De jongeren die “lekker voorgedronken” hebben, stappen om één uur de kroeg binnen. Wat doe je dan? “Het zijn ook je gasten. Ze zijn aangeschoten, drinken een colaatje en gaan weer weg.” Tegen schuurfeesten en privébars moet opgetreden worden, vonden de kroegbazen.
Dubbel gepakt
De feestjes bij verenigingen, waar drank geschonken zou moeten worden overeenkomstig de regels, zijn de horeca eveneens een doorn in het oog. “De gemeente heeft hun mogelijkheden voor horeca-activiteiten zelfs verhoogd,” zei een van de aanwezigen, doelend op het recente besluit van de gemeenteraad over, aangescherpte, regels voor de zogenoemde paracommerciële horeca, waar verenigingen onder vallen. De “stem van de horeca” ontbrak daarin. Het verenigingsleven heeft volgens hem nu eenmaal een streepje voor bij de raadsleden.

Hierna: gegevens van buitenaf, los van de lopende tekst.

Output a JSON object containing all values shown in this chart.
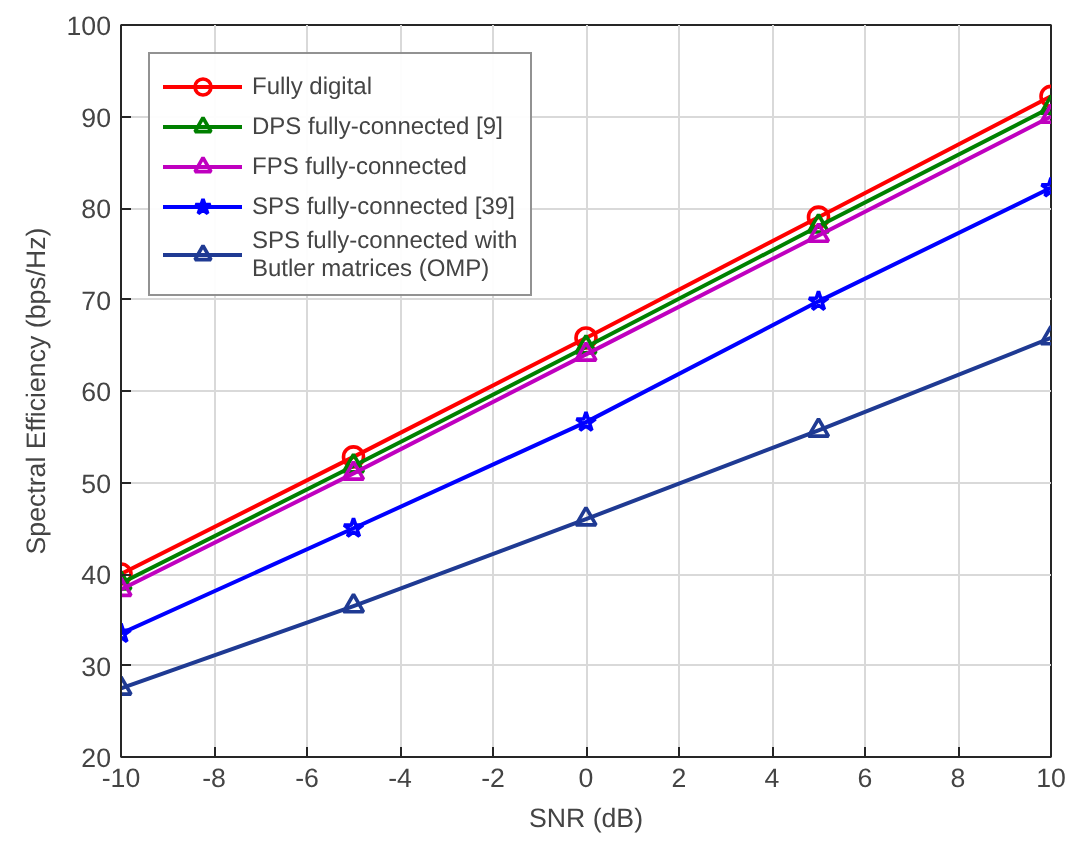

“Verenigingen mogen hun gang gaan, er is geen controle op naleving van de regels. Het gaat vaak helemaal niet om feesten van persoonlijke aard, ze staan gewoon in de krant vermeld. Dat is oneigenlijke concurrentie. En we worden nog dubbel gepakt ook, omdat we ook vaak sponsor zijn van die clubs!”
Te veel meters
De derde hinderpaal voor de horeca zijn de gezellige zithoeken die steeds vaker bij bedrijven te vinden zijn die handelen in heel andere waren. Zoals bij tuincentra, woonwinkels en bakkerijen en daarnaast bij diverse culturele instellingen.
“Er zijn te veel niet-horecaterrassen. En er zijn toch al te veel horecameters,” steldde Ivo Berkhoff van de brancheorganisatie Koninklijke Horeca Nederland (KHN) vast. Hij raadde de gemeente aan hier beleid voor te maken, ter bescherming van de branche. Alles maar laten lopen betekent in zijn ogen verschraling van de kwaliteit.
Water tot lippen
Eén uitbater kwam met zelf uitgevlooide cijfers die zicht gaven op de werkelijke situatie in de bedrijfstak. “Tot vijf, zes jaar geleden hadden we in Aalsmeer drieduizend zitplaatsen en duizend terrasplaatsen. De afgelopen jaren zijn er duizend bijgekomen. De horeca staat onder druk. We vissen allemaal in dezelfde vijver en bij sommigen staat het water tot de lippen,” verzuchtte hij.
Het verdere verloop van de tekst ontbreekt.